Like many others, I rely on the internet for health information, including hepatitis and liver disease. However, the internet can be a wildly unreliable resource. For a really great example of just how undependable the web can be, see Rick Nash’s blog, Google Hep C. Since that blog was written, Google has updated it’s aggregated info, but it is still wrong.
Where does a person who is looking for solid information about liver disease go? There are many websites. Obviously I recommend Hepmag.com and HCVAdvocate.org, since if I didn’t believe in them, I wouldn’t write for them. There are many other really good sites for consumers. But today, I want to mention a website that you may have overlooked: The American Association for the Study of Liver Diseases (AASLD).
AASLD is a professional site, and as such, you may think it a bit too dense for your needs. However, AASLD provides something that everyone with liver disease really should have access to: practice guidelines.
Practice guidelines are standards by which physicians should operate. These guidelines are like the instruction manual. not only showing what the best course is, but why it is the best.

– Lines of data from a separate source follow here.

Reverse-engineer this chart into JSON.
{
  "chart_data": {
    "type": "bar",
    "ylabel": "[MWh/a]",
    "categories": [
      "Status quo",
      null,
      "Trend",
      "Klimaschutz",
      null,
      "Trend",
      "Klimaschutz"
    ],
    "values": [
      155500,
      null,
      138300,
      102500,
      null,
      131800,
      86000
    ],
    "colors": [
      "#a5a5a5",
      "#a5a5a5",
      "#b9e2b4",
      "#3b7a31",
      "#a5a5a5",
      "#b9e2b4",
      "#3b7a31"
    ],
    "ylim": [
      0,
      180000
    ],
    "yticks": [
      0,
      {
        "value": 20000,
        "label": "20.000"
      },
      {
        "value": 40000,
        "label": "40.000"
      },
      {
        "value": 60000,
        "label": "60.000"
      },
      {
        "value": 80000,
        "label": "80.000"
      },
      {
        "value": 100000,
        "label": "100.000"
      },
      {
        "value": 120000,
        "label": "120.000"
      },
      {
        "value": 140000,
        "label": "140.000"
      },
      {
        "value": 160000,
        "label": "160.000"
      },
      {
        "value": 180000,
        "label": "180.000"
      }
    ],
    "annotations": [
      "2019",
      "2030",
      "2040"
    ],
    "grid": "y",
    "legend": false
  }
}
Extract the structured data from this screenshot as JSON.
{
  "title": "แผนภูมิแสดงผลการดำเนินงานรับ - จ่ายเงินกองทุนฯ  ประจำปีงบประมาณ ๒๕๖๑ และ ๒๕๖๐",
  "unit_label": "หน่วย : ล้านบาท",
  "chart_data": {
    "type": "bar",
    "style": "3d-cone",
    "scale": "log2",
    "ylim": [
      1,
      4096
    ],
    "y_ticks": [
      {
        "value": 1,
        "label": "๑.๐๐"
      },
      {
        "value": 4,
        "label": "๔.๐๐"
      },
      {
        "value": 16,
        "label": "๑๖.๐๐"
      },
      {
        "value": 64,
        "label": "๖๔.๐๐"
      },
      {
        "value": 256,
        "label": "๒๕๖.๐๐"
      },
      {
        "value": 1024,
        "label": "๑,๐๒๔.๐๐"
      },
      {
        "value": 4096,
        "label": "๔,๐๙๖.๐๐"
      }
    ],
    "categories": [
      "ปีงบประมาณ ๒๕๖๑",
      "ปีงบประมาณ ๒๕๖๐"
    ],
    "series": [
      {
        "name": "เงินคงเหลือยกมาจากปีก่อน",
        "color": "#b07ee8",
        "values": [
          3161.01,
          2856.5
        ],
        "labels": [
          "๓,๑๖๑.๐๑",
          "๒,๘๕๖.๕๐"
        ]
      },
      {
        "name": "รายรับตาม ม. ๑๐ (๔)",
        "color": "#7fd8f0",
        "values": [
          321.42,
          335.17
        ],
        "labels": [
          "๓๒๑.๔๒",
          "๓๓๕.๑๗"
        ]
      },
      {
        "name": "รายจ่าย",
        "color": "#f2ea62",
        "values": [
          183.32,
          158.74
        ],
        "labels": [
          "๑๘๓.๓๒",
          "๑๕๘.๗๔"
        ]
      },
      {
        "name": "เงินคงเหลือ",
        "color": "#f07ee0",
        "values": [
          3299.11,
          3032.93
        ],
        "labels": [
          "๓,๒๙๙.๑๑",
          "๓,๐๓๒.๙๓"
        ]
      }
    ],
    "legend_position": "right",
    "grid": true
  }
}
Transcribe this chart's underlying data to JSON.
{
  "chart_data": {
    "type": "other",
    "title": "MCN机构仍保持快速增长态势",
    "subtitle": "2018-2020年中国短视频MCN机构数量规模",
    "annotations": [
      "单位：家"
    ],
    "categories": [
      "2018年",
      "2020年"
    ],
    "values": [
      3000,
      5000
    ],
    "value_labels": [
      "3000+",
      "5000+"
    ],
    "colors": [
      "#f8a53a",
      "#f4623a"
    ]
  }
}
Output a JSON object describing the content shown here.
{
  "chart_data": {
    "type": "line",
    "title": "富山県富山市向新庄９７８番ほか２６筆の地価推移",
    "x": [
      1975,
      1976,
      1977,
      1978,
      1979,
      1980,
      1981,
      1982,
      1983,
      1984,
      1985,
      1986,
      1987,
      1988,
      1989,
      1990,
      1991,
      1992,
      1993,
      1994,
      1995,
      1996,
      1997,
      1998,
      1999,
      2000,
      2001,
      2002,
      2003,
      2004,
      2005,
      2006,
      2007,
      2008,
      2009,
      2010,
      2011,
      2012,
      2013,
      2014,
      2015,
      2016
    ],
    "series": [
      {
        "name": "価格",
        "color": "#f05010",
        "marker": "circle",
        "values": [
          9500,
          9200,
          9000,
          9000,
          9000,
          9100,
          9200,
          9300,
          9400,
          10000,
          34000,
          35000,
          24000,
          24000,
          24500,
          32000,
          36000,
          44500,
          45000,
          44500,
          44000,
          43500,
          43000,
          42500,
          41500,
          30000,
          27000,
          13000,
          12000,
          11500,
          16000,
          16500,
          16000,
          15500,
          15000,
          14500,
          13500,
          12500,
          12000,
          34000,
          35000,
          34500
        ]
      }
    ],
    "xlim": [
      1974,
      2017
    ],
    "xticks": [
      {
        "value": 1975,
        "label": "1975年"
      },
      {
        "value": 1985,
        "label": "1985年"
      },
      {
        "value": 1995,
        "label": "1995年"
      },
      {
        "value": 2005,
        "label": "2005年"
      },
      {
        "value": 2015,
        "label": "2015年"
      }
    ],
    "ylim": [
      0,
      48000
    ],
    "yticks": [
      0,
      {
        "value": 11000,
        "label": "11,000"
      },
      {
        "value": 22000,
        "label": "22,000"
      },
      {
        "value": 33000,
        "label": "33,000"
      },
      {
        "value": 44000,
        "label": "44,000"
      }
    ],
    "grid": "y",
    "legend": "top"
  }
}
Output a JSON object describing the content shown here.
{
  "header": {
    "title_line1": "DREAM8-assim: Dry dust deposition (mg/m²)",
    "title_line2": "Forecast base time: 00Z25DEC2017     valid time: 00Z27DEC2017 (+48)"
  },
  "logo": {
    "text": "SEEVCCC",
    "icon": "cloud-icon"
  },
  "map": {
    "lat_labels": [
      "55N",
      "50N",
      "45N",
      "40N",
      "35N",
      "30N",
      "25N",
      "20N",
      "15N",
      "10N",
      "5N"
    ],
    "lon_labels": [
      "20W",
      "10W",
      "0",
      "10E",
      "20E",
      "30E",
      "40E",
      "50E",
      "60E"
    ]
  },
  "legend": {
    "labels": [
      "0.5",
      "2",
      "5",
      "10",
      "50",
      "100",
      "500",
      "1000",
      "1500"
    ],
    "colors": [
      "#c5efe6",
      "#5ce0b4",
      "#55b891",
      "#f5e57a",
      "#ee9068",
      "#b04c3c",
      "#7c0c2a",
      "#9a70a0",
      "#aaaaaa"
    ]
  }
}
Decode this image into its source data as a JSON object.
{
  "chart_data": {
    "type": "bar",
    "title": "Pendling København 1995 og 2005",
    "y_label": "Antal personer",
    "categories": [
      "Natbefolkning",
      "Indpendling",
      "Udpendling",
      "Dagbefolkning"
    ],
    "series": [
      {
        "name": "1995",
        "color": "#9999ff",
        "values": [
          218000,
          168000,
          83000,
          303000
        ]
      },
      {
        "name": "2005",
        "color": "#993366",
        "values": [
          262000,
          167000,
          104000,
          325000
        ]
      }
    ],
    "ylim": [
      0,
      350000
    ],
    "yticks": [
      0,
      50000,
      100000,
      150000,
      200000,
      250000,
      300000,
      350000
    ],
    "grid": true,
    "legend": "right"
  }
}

Currently, AASLD provides 21 practice guidelines. I regularly refer to the guidelines for chronic hepatitis B and nonalcoholic fatty liver disease (NAFLD). For hepatitis C information, I prefer AASLD/IDSA’s HCV Guidelines.
If you haven’t been to these sites, check them out. If you have any questions, talk to your health care provider. If he or she isn’t following the guidelines, ask for the reason. There are many good explanations for why a provider might stray from the guidelines, but if you don’t ask, you won’t know why.
And sometimes, just by asking, you are pointing your medical provider to information that they may need.